Para a água descer com fluência, o projeto prevê a construção de canais de concreto na direção da casa de máquinas, aproveitando a drenagem natural. Este é o elemento mais polêmico da engenharia em si: esses canais funcionarão a contento? São seguros contra grandes impactos ambientais? Tratando-se de uma estrutura que utilizará mais concreto do que o aplicado no Canal do Panamá, não são questões irrelevantes.
Os desafios à engenharia, pelo contrário, são imensos. Tão grandes que o orçamento oficial de Belo Monte subiu de R$ 19 bilhões para bem próximo de R$ 30 bilhões, sem incluir mais uns dois terços de investimento na extensa linha de transmissão de energia. Tão incertos que todas as empreiteiras de tradição no setor pularam o balcão: deixaram de ser sócias no projeto de energia para se tornarem suas construtoras. Ao invés de investir, vão faturar com aquilo que mais sabem fazer: realizar a obra em si e, graças ao seu gigantismo, manter seu poder político.

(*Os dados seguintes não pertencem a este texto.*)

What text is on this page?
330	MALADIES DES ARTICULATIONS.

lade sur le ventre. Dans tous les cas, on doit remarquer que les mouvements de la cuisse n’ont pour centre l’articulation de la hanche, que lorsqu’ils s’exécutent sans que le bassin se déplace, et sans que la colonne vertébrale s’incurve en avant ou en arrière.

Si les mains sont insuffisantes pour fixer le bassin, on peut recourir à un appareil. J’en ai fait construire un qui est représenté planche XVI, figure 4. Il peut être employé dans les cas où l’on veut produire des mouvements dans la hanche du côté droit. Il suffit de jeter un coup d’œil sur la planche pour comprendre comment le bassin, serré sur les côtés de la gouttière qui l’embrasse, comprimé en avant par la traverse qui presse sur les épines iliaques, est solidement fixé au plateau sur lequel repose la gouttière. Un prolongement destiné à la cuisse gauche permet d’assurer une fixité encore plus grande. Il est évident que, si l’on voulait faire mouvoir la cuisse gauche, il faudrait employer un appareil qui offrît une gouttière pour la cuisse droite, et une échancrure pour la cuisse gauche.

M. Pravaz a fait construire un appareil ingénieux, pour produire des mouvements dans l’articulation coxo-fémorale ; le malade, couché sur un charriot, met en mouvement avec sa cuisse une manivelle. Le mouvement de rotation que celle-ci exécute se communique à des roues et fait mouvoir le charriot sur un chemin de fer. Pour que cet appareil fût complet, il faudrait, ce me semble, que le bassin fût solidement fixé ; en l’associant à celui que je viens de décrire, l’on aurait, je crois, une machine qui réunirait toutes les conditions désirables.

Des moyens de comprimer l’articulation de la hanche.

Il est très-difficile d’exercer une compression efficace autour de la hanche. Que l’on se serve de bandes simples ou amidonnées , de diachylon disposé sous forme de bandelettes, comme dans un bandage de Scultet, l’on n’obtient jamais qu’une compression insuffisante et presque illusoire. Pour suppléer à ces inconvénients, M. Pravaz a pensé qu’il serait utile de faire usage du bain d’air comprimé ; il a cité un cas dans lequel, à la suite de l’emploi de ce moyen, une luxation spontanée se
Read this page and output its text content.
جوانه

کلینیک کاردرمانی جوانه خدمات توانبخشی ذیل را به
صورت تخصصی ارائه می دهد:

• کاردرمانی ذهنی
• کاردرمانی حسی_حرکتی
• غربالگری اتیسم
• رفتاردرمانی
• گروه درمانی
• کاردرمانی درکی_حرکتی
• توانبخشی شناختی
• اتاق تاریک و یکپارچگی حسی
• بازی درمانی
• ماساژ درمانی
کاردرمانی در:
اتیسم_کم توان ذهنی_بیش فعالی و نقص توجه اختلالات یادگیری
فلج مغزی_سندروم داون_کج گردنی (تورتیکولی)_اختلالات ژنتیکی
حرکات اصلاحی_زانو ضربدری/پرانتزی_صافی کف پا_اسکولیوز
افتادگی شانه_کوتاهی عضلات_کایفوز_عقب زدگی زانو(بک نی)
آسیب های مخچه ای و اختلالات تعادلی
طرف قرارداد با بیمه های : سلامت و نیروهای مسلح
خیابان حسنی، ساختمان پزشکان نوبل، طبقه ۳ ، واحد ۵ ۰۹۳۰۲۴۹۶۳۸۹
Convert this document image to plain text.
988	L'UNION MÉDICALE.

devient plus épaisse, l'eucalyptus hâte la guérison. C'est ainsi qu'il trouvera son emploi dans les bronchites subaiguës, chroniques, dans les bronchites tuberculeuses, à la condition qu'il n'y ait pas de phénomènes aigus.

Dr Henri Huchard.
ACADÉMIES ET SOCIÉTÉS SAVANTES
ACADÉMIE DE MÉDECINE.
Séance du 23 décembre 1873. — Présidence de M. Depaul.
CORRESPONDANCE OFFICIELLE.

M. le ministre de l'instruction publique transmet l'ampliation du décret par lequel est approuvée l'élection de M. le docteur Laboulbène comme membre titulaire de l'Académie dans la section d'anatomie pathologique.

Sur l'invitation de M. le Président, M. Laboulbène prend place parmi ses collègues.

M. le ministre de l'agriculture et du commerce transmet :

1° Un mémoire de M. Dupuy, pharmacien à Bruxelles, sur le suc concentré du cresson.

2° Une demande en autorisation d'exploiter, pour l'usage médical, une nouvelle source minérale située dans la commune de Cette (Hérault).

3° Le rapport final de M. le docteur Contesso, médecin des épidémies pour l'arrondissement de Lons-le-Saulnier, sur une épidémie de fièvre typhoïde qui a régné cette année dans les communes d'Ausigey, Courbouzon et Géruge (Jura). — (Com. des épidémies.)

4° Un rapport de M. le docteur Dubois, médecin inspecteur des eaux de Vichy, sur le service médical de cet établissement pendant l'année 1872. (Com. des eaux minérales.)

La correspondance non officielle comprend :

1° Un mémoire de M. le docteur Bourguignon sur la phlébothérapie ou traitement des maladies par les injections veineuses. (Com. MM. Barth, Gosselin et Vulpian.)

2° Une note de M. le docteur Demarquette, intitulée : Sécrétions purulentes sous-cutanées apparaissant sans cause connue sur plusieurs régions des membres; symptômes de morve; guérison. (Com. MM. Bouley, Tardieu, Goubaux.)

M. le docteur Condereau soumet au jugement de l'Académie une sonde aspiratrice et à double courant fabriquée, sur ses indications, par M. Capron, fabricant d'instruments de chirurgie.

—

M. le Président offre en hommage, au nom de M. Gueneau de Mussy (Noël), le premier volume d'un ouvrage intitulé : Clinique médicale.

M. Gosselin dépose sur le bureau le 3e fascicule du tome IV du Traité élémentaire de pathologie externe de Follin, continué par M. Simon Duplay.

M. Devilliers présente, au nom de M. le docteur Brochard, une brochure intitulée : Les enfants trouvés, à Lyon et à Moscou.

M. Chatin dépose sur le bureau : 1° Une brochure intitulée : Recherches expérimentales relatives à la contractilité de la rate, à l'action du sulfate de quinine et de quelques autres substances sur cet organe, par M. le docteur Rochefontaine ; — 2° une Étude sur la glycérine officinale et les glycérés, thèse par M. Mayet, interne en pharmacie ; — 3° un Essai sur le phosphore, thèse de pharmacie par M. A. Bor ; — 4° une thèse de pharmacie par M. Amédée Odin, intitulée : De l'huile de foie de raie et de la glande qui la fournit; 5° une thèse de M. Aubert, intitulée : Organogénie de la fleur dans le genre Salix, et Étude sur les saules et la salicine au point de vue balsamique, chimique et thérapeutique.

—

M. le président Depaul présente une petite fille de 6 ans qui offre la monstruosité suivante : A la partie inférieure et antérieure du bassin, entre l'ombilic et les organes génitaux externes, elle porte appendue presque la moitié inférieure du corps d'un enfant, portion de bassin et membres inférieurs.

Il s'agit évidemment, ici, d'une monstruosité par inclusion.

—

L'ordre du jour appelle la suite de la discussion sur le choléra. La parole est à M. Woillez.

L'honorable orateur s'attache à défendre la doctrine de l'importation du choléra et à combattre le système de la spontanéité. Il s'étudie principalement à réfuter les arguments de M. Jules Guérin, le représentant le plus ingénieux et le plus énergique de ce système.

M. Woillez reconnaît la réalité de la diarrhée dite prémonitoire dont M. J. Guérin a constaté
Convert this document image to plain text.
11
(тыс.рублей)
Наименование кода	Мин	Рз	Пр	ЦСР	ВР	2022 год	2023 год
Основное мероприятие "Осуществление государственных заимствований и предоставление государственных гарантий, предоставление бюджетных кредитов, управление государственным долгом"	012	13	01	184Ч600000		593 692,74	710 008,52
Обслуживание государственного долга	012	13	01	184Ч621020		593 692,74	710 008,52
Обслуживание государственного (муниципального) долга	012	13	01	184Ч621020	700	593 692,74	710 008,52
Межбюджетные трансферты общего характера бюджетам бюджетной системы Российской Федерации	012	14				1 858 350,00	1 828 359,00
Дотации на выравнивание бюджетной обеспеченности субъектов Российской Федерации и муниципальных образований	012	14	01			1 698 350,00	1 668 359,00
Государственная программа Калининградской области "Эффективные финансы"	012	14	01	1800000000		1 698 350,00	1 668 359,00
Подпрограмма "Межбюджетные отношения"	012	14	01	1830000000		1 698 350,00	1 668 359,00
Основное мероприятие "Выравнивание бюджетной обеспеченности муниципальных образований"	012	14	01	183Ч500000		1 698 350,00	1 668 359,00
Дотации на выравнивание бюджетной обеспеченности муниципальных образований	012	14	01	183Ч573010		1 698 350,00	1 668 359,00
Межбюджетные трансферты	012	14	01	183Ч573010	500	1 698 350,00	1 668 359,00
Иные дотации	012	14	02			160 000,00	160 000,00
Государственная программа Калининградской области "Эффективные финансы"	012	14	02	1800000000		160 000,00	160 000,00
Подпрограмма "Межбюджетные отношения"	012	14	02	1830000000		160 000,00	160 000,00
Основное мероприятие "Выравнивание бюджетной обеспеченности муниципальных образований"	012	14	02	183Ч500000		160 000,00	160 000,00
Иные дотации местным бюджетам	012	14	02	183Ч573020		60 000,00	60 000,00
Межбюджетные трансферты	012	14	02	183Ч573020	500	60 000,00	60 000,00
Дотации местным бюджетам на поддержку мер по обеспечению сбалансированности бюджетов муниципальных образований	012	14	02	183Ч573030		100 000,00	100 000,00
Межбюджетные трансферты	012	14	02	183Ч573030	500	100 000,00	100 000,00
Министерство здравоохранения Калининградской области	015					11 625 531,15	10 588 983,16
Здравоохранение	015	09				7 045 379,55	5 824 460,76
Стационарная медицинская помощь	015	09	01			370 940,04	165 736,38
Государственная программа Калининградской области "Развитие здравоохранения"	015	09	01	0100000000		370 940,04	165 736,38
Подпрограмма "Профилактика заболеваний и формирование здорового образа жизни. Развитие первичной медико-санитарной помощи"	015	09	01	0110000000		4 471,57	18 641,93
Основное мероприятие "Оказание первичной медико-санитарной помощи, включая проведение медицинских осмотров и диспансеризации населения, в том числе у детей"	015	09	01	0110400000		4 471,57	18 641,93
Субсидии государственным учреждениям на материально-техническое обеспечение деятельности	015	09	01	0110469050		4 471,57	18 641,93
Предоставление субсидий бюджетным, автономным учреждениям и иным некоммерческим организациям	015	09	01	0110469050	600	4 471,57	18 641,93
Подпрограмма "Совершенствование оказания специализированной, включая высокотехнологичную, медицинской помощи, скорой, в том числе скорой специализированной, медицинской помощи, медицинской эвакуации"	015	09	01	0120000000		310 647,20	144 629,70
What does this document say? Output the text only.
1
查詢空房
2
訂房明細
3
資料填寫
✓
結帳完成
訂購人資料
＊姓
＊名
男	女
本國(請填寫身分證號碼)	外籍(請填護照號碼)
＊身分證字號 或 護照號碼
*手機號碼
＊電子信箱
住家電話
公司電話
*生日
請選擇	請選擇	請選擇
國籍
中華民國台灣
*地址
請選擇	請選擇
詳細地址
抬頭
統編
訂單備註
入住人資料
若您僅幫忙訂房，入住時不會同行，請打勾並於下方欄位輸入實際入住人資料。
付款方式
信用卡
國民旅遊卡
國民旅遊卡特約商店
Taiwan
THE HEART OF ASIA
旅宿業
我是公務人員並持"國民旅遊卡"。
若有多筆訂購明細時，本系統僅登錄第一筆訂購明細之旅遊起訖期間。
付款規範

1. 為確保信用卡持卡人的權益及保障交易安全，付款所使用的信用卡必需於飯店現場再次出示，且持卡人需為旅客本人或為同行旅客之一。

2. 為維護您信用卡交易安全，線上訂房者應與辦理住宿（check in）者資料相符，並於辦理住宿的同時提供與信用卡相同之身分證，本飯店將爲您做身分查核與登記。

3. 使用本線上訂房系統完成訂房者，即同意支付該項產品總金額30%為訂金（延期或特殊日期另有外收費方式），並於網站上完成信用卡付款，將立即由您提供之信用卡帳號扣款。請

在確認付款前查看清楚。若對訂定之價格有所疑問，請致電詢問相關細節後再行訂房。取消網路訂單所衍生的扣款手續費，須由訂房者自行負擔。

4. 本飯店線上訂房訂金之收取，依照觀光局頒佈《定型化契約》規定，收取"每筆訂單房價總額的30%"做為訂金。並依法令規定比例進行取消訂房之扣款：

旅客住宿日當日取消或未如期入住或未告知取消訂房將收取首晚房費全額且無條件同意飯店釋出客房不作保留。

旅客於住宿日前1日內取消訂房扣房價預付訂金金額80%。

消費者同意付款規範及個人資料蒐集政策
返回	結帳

Quem investirá? As estatais, é claro, e seus fundos, mas principalmente com o dinheiro do BNDES, que, não tendo tanto (prometeu entrar com 80% do valor necessário), teve que recorrer ao tesouro nacional; que, por sua vez, se desvia de suas funções mais nobres para garantir a sangria do erário.
De tanto mexer no projeto original de Belo Monte, que era inaceitável (só um regime de força podia impô-lo goela abaixo da nação, como aconteceu com Tucuruí e Itaipu), os engenheiros criaram um monstro, um Frankenstein energético.
Para que ele funcione, o governo (e, no fim da fila, o contribuinte) terá que pagar a fatura. Para que, ao menos no inverno, a maior hidrelétrica do país mande energia na direção sul. Apenas 3% ficarão na própria Amazônia.
Ao invés de fixar a riqueza da região, Belo Monte a sugará. Um modelo colonial com a marca do PT de Lula, de Dilma e de quem mais aparecer.
* Lúcio Flávio Pinto é editor do Jornal Pessoal, de Belém, Pará.
** Publicado originalmente no Jornal Pessoal e retirado do site IHU On-Line.